The best good news property story appears to have come out of Western Australia, with property experts agreeing the downturn appears to have come to an end. Despite yearly falls of 6.8 per cent, the last two months have showed neutral to positive growth which is likely to continue into this year.
“Potentially, we might start to see a change in dynamic coming into 2020,” Mr Lawless said.
“Some of the more affordable markets where economic and demographic conditions are improving like Brisbane and Perth, these could be markets to start to actually show a slightly stronger rate of growth in 2020.”
Hobart and Canberra defied the market trends and both reached the peak of their cycles through 2019, with growth up 3.9 per cent and 3.1 per cent respectively.
Adelaide held largely steady but was one of only three capitals to record a net loss for the year, down 0.2 per cent. Darwin’s downturn showed no significant signs of slowing, falling 9.7 per cent over the past 12 months.
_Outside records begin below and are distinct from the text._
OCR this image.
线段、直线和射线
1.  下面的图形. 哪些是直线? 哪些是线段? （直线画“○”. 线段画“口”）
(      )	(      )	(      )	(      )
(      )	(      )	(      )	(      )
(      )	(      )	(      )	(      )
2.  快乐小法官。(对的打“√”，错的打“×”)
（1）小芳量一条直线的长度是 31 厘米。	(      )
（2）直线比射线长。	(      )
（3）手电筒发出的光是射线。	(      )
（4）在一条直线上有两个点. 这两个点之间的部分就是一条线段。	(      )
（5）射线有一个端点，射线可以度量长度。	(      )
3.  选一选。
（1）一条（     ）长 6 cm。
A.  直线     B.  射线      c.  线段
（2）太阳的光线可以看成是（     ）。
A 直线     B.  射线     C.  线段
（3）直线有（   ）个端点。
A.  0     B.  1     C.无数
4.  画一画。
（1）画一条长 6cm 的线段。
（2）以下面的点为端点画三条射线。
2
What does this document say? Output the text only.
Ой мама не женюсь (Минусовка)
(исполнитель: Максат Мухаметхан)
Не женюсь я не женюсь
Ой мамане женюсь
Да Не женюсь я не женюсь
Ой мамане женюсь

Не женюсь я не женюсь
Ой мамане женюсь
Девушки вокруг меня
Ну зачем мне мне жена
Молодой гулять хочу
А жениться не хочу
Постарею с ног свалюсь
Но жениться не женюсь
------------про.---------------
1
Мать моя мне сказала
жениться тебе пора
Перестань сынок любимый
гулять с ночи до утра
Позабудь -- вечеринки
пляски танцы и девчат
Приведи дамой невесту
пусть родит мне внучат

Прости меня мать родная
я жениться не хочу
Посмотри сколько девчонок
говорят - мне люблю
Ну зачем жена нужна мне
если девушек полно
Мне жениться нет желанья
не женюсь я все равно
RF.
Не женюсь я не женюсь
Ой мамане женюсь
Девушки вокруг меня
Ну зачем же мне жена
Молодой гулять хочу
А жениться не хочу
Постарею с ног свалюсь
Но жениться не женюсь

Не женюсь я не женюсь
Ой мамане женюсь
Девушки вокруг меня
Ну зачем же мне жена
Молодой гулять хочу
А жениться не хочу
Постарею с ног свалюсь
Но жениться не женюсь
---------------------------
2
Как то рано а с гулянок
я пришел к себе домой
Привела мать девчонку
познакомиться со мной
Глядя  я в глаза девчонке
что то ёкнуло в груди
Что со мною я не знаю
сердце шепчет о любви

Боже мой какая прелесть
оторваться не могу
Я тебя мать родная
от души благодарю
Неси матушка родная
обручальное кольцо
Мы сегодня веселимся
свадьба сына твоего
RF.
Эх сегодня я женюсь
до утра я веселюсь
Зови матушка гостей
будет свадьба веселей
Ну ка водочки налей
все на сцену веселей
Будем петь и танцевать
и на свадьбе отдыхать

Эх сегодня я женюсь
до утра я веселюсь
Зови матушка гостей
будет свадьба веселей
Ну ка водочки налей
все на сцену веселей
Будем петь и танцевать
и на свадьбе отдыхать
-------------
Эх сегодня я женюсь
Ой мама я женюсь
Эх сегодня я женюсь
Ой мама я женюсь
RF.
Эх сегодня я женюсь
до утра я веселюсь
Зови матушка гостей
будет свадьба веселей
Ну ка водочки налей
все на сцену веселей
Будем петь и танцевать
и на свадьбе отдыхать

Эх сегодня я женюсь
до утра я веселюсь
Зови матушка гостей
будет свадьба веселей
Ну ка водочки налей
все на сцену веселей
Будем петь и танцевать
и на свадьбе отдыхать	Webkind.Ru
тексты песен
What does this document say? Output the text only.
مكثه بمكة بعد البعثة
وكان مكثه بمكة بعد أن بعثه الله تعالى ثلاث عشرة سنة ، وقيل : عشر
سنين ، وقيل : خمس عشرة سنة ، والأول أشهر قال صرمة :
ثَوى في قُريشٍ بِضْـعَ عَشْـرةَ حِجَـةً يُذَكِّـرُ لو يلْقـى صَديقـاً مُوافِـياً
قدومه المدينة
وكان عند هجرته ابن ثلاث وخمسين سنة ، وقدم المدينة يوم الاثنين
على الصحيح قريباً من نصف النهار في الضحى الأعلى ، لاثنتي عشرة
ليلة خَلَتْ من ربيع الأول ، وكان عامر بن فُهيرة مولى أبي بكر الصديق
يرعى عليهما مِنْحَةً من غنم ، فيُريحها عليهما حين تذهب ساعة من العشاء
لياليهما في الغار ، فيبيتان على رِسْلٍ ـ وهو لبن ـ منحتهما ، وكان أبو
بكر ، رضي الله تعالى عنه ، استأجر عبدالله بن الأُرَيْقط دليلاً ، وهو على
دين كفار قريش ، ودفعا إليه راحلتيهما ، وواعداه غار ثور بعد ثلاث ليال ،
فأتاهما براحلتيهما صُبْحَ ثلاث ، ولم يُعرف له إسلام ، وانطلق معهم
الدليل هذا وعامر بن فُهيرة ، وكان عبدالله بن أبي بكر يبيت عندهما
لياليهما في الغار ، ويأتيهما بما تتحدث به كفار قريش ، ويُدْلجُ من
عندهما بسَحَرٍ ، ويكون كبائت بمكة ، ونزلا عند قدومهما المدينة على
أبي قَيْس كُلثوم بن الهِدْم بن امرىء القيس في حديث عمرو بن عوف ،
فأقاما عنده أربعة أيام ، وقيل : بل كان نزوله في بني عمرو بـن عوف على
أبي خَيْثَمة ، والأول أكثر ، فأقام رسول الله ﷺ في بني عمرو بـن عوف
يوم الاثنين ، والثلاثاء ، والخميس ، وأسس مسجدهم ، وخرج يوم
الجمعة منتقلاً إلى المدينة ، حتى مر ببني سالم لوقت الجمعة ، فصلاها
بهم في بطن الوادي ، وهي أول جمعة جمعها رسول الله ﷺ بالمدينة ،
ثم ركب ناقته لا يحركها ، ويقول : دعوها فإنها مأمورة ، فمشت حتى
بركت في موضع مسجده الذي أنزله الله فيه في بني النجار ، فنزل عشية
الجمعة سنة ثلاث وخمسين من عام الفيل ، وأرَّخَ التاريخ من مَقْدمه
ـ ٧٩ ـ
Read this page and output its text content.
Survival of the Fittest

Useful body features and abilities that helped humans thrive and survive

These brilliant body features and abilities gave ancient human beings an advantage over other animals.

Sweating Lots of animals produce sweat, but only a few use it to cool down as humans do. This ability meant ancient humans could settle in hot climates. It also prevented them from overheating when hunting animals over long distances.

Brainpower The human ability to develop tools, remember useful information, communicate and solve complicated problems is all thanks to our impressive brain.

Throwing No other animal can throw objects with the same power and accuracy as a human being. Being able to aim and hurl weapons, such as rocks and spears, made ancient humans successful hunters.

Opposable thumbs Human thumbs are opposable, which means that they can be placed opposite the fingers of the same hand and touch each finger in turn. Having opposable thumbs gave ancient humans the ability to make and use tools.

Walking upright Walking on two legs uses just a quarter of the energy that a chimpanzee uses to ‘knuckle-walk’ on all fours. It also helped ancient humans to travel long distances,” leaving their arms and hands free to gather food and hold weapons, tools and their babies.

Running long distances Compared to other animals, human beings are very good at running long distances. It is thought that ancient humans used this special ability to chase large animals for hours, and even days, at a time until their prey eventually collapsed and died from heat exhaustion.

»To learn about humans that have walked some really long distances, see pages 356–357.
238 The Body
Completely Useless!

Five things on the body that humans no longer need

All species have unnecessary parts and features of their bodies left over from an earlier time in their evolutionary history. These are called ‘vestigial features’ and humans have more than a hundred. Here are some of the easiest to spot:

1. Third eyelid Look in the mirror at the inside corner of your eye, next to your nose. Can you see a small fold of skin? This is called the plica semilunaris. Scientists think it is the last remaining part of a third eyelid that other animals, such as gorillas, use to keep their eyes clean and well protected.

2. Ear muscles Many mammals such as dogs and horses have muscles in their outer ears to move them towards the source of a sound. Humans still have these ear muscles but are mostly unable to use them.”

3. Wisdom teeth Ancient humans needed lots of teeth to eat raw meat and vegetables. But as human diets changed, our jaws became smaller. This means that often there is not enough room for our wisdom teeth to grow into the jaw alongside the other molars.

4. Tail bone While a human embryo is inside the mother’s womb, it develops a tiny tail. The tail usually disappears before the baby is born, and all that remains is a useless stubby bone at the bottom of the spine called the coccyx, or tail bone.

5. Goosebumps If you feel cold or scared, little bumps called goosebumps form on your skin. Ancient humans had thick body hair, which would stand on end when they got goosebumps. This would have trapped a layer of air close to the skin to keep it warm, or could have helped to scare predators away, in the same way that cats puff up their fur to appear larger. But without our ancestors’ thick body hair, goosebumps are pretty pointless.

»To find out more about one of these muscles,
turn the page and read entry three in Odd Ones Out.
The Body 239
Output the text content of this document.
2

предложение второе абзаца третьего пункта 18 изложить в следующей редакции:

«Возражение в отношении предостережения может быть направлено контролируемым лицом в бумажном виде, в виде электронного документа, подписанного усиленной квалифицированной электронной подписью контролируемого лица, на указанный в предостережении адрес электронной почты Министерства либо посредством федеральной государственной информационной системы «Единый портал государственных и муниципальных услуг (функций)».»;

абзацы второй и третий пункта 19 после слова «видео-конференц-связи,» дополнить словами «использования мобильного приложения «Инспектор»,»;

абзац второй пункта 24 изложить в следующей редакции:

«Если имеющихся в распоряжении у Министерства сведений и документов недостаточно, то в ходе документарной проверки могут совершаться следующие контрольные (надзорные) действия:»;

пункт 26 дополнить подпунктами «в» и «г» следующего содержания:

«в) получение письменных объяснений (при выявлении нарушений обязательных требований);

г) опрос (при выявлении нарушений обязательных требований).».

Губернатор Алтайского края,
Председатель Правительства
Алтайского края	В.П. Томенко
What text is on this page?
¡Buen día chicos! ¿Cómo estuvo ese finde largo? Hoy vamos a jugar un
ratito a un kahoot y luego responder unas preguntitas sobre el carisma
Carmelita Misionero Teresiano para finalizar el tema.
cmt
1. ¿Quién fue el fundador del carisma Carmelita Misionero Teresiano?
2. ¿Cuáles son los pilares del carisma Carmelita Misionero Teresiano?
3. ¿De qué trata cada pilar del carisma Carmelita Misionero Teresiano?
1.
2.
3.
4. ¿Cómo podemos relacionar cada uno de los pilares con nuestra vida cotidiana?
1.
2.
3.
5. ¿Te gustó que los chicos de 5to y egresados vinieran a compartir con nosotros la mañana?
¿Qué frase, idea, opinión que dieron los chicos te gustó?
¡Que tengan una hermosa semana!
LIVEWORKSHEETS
Following the market bottoming out in June, first home buyers wholeheartedly jumped into the market which helped lead it out of the doldrums. The market segment dominated as local they took advantage of the improved affordability on offer and the disappearance local and overseas investors. But as the tides have begun to turn, many first home buyers are finding it increasingly harder to enter the market.
Mr Lawless does not believe launch of the federal government's first homebuyer scheme will have a major impact on the market. Introduced as an election promise, the initiative sought to improve accessibility for 10,000 people looking to enter the market by guaranteeing their 5 per cent deposits.